The improvement in foreign currency inflows in March 2020 is likely to be supported by the palm oil price, which has improved by 50 per cent in the past nine months, and increased activity in the mining and agricultural sectors.
Palm oil prices are expected to find support in 2020 with higher biofuel mandates in Indonesia and Malaysia seeing an end to a four-year low in July 2019.
In January 2020, Indonesia rolled out a B30 biodiesel mandate, requiring diesel to contain 30 per cent palm-based biofuel, up from 20 per cent.
Malaysia’s biofuel mandate was also increased to 20 per cent, from 10 per cent previously.
The implementation of the B30 mandate in Indonesia and the B20 mandate in Malaysia will translate to a 25 per cent and 15 per cent increase in biofuel demand according to analysts.
Dry weather in 2020 will limit production volumes, whilst strong competition from soybean and sunflower oil substitutes and weaker oil prices will cap prices.
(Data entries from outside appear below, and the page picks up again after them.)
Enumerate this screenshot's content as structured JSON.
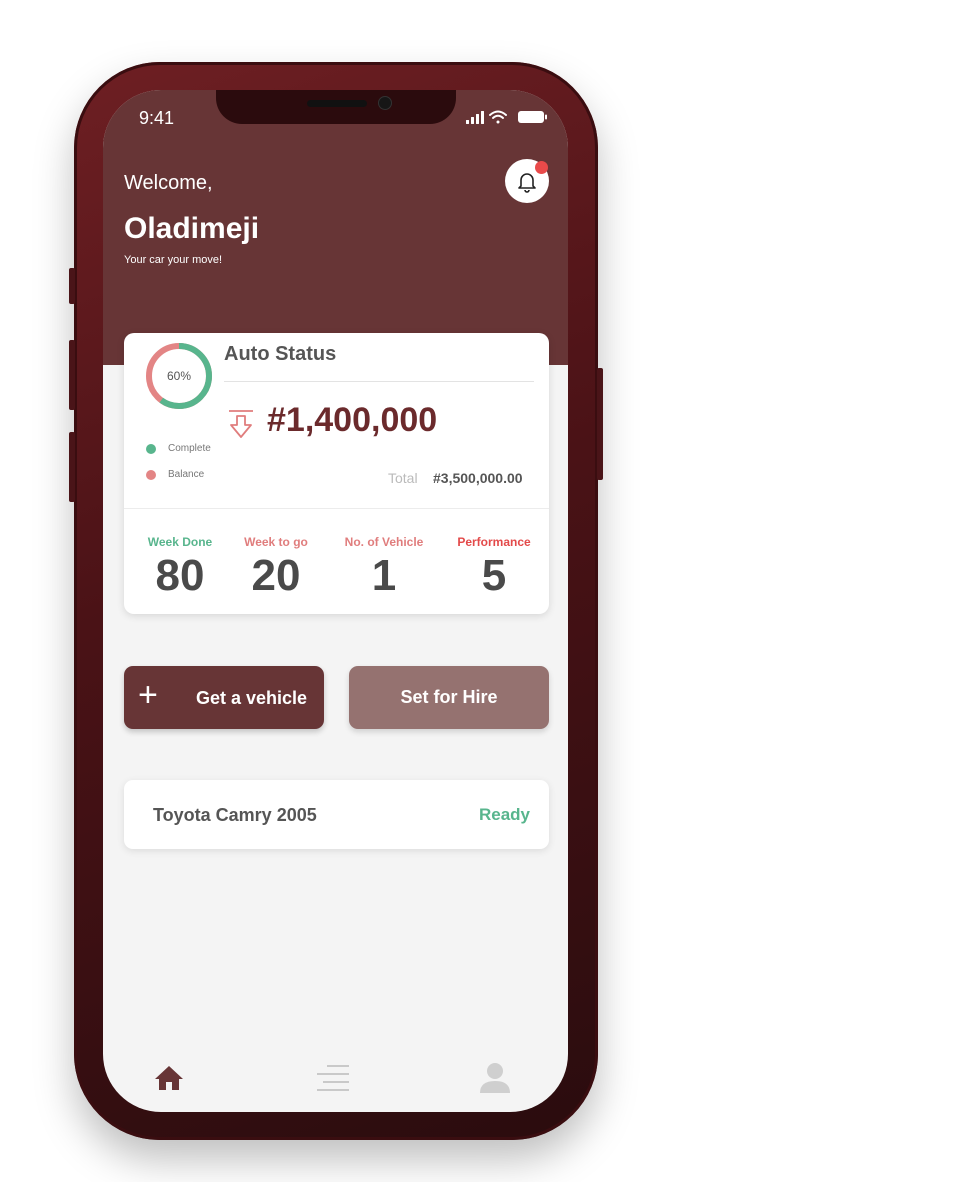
{
  "statusbar": {
    "time": "9:41"
  },
  "header": {
    "welcome": "Welcome,",
    "name": "Oladimeji",
    "tagline": "Your car your move!"
  },
  "auto_status": {
    "title": "Auto Status",
    "progress_label": "60%",
    "progress_fraction": 0.6,
    "legend": [
      {
        "label": "Complete",
        "color": "#58b58d"
      },
      {
        "label": "Balance",
        "color": "#e38585"
      }
    ],
    "amount": "#1,400,000",
    "total_label": "Total",
    "total_value": "#3,500,000.00"
  },
  "stats": [
    {
      "label": "Week Done",
      "value": "80",
      "color": "#58b58d"
    },
    {
      "label": "Week to go",
      "value": "20",
      "color": "#e07d7d"
    },
    {
      "label": "No. of Vehicle",
      "value": "1",
      "color": "#e07d7d"
    },
    {
      "label": "Performance",
      "value": "5",
      "color": "#e34a4a"
    }
  ],
  "actions": {
    "get_vehicle": "Get a vehicle",
    "set_for_hire": "Set for Hire"
  },
  "vehicle": {
    "name": "Toyota Camry 2005",
    "status": "Ready"
  },
  "tabbar": [
    {
      "icon": "home-icon",
      "active": true
    },
    {
      "icon": "list-icon",
      "active": false
    },
    {
      "icon": "profile-icon",
      "active": false
    }
  ],
  "colors": {
    "primary": "#673536",
    "secondary": "#957270",
    "success": "#58b58d",
    "danger": "#e34a4a"
  }
}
The kina is likely to outperform against the Australian dollar (as was the case in 2019), with Australian exports of iron ore, coal, agriculture, tourism and education disrupted by the bushfires and the coronavirus and US interest rate differentials weighing on the Australian dollar.
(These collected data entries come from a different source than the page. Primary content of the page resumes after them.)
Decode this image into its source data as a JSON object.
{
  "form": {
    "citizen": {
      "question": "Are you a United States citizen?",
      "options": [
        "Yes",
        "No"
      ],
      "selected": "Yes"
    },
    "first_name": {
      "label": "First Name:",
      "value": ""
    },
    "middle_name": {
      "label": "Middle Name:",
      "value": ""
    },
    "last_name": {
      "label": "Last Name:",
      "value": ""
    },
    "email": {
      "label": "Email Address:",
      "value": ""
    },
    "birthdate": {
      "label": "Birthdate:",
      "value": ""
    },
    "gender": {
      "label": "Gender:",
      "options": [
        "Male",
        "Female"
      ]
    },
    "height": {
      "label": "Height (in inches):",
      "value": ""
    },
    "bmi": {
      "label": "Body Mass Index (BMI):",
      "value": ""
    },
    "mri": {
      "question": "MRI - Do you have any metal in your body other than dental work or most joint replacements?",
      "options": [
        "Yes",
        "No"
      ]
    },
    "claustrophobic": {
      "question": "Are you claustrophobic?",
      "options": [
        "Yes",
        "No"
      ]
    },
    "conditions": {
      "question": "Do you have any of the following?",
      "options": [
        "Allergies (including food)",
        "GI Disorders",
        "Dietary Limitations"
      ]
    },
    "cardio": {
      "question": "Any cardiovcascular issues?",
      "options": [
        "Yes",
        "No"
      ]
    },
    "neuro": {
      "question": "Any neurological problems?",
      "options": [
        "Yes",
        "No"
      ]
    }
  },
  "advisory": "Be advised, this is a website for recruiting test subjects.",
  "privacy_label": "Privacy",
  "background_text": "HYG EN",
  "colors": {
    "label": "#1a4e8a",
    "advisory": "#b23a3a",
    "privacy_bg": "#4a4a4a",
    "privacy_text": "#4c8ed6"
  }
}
Gold continues to benefit from persistent global uncertainty in 2020, whilst analysts are predicting oil and copper prices will fall slightly, both suffering from weakening global growth and oversupply.
Oil prices fell to its lowest level in a year, as the coronavirus outbreak curtailed Chinese demand and sparked potential supply cuts by OPEC and its allies.
As the outbreak hits fuel demand in China, the world’s biggest crude oil importer, refiner Sinopec Corp told its facilities to cut throughput this month.